Bulldogs coach hammers first-half performance

Border Bulldogs coach Lumumba Currie is not happy with how his team performed in the first half.
DISAPPOINTED: Border Bulldogs coach Lumumba Currie is not happy with how his team performed in the first half.

Head coach Lumumba Currie was left dumbfounded after the Border Bulldogs crashed to a 50-29 defeat at the hands of SWD Eagles in the Currie Cup First Division on Friday.  

A 24-3 deficit at halftime laid the foundation for the Eagles to achieve a comprehensive victory.

The scoreboard left Currie scratching his head, especially after his team had done so well in their win over the EP Elephants. 

Border drew first blood in the first half through a penalty goal from Litha Nkula, but from there on in it was an onslaught from SWD, the side from George running in four tries before halftime. 

Currie cut a deflated figure when giving an account of the first stanza display in his post-match interview. 

“The first half, to be honest, is where we lost the game. We lost the game by not doing what we were supposed to do,” Currie said. 

“We never put the opposition under pressure in the first half. Yes, we looked threatening; there were two line breaks that we had and they were supposed to be 14 points, but the decisions in the last two passes were a problem. 

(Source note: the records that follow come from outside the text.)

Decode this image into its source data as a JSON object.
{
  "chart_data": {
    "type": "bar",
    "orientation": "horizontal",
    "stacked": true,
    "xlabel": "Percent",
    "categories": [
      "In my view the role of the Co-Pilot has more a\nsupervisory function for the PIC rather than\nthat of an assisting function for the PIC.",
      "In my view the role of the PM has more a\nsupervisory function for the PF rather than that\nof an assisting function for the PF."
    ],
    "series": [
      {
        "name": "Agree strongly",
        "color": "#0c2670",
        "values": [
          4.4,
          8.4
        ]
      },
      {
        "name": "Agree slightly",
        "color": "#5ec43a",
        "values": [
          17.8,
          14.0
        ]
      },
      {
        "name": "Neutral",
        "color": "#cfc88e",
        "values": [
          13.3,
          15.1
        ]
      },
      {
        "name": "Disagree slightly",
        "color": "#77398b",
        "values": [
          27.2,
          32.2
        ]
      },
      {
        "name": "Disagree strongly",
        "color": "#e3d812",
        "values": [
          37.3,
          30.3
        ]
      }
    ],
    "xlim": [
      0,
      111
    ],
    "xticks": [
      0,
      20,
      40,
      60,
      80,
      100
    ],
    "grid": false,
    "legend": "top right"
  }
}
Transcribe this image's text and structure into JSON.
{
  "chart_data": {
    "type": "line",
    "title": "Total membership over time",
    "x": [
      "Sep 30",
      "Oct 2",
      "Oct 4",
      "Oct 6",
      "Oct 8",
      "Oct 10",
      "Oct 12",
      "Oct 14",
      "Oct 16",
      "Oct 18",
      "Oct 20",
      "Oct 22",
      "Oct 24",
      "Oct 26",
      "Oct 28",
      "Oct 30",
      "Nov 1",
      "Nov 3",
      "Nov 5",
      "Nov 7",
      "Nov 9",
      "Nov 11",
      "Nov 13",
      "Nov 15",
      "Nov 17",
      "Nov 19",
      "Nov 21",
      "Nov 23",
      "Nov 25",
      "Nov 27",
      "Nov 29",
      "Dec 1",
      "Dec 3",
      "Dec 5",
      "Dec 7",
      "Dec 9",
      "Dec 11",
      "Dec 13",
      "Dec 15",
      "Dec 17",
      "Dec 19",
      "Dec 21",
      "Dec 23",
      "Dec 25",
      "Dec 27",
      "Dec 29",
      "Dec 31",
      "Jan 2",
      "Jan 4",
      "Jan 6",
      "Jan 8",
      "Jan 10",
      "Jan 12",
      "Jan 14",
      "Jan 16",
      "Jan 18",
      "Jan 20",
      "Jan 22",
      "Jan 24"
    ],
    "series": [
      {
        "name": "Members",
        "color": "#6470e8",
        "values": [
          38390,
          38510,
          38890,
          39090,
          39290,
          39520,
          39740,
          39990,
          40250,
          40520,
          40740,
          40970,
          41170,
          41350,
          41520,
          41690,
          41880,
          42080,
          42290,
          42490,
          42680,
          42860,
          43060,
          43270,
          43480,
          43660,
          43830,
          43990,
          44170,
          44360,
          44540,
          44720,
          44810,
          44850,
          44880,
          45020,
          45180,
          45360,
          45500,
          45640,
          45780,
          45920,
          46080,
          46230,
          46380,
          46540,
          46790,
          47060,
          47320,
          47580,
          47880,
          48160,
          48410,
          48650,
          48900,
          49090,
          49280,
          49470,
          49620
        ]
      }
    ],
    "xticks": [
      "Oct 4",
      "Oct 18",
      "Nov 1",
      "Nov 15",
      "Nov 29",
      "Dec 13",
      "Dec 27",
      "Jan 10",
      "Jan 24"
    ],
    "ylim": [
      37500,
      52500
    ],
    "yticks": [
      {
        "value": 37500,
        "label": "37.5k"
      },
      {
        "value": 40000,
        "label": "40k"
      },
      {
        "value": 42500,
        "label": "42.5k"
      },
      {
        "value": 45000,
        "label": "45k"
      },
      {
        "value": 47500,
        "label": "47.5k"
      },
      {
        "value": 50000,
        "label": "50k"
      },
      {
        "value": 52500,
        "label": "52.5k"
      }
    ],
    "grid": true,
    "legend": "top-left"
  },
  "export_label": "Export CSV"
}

“We could have gone to the interval with 20 points. It was a challenge for us.

“SWD wanted it more than us; they gave it their best shot from the first whistle. 

“The difference between us and them: They looked sharp, all they wanted to do is go over the try line, and they kept us at bay,” Currie said. 

While continuing to dissect their uninspired first-half showing, Currie said his side had lacked discipline in execution and decision making, something he had been trying to get across his players this season. 

“It comes to discipline when you sum it up — discipline when you don’t do what you’re required to do at the time you’re required to do it,”  he said. 

“It becomes a disciplinary issue, such as decisions of not releasing the ball, or trying to kick whereas there was no need to kick, you could have kept possession and moved to another phase. 

“In the first half it was our own doing, hence we had that type of result and it became very difficult to come back.

“We were now playing catch up; there’s no way you’re going to win a rugby game playing catch up,” Currie said.

In the second half the Bulldogs gave an improved performance and managed to match SWD blow-by-blow , each team scoring four tries.

Border’s 26 points came from tries by Sipho Nofemele, Ayabonga Nonboyo and Sonwabiso Mqalo.

Those four tries got the Bulldogs a log point, leaving them with six points on the table, level with SWD and the EP Elephants.

Currie did commend the attitude shown in the second stanza, even though it was a little too late. 

“The belief was there in the second half. The game is not over until the last minute, hence we were able to get 26 points. It wasn't fluke or luck, we worked for them, we worked very hard for them.  

“That shows that if we play we can be devastating.

“We only took a decision in the last 20-25 minutes to play. That’s where we started playing and were able to put the opposition under pressure.”